The Puzzle Master
didn’t reply. Michael gathered his pals, and they left the store. Luke was at the counter reading a book titled, How to Hunt Whitetail Deer , but Marshall had caught him peeking a glance at them when they were talking.
    “That kid much trouble for you?” he asked.
    Marshall walked over to the counter. Smoke was billowing softly into the cool air, and somehow, it was comforting. Walking into Luke’s store without the smoke was like listening to a pig without the snort. They were one and the same, together forever. That was comfortable.
    “No trouble. Just dumb.”
    Luke laughed loudly.
    “Does anyone else know about Iris’ cancer thing she’s got?” Luke finally asked. Marshall shook his head no and leaned on the counter. He looked at the fishing pole, its shine gleaming back at him from the mother of pearl handle.
    “No. Just me. But, I don’t plan on telling anyone about it.” Marshall looked at Luke, whose eyes were soft and watery. “As far as I’m concerned, she doesn’t have it anymore, and no one needs to know.”
    Luke sighed with relief. “You’re a good boy, you know that right? A good kid and friend to Iris. She asked about you on the way to the doctor, you know.”
    Marshall brightened. “Really?”
    “She did. She hoped you knew that she really wanted to start on that puzzle today, and wants you to start it without her.”
    “She does?” Marshall was surprised to hear that. “But …”
    “No, she said that. Besides, if you ever plan on getting this thing,” and he pointed to the glass case, “you better get a move on it.”
    Marshall grinned. Iris was smart. She seriously wanted him to win that bet. He hoped she was reading another medical journal so she could get that Nobel Prize.
    He headed to the back of the room and grabbed a bag of chips. The mound of pieces was still as they left it. It was intimidating, now that he thought about it. It told him that they were crazy for even trying this one. He picked up a piece. It was a red bit of one of the tons of barns in the photo, which meant major work in trying to figure out which barn was which. He sighed. This was going to be hard. But he’d taken the bet, so at the very least, he needed to get going.

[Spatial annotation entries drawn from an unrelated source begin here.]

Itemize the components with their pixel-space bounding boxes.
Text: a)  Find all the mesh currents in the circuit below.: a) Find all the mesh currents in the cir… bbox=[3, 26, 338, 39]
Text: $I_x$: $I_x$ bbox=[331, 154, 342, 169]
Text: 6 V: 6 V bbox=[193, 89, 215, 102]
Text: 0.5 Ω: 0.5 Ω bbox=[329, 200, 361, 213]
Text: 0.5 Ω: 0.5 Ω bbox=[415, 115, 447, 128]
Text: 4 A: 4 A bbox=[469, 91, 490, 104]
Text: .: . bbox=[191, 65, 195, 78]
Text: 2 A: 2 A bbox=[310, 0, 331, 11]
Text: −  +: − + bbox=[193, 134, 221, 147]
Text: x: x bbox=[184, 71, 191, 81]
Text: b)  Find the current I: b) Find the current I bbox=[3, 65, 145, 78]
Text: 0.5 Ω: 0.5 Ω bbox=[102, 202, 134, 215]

    Marshall opened the chips and grabbed the empty boxes from the other puzzles. He began to put edge pieces into one box. But as he went through the pile, pieces tumbled onto the floor, and scattered everywhere. He decided to separate colors too. All the golden grasses into one, the red barns in another, the trees in another, the blue sky in another. But he ran out of empty boxes. The air conditioning unit rattled in the corner.
    Marshall wished Iris was here. Doing a puzzle by himself was kind of like swimming alone. There wasn’t anyone else to show off to, or to talk to, and though he didn’t want to admit it, lonely too.
    Marshall looked at the wall. The puzzle of the lighthouse was up. He gasped. How hadn’t he noticed that before? He turned around. The cat puzzle and the stallion puzzle were on different parts of the wall too. She’d put them up!
    He smiled and ran his fingers over the pieces. They were tight and fitting, and perfectly matched. The cats stared back at him, and seemed as if they could jump out of the picture and run around him, purring as they went. He already had a story in his mind about how they could take care of the cats in the room, and keep them in there. When Iris and he left for home, they’d let them out of the room so they could roam the store at night and protect it from thieves and mice. They could even use the basket the cats were sitting in to store the other pieces of the big puzzle.
    But Iris wasn’t there. It wasn’t the same.
    Marshall went back to the puzzle pieces and tried to concentrate on finding the rest of the edge pieces. Out of ten thousand pieces, there were probably three hundred edge pieces. It could take all night to put it together.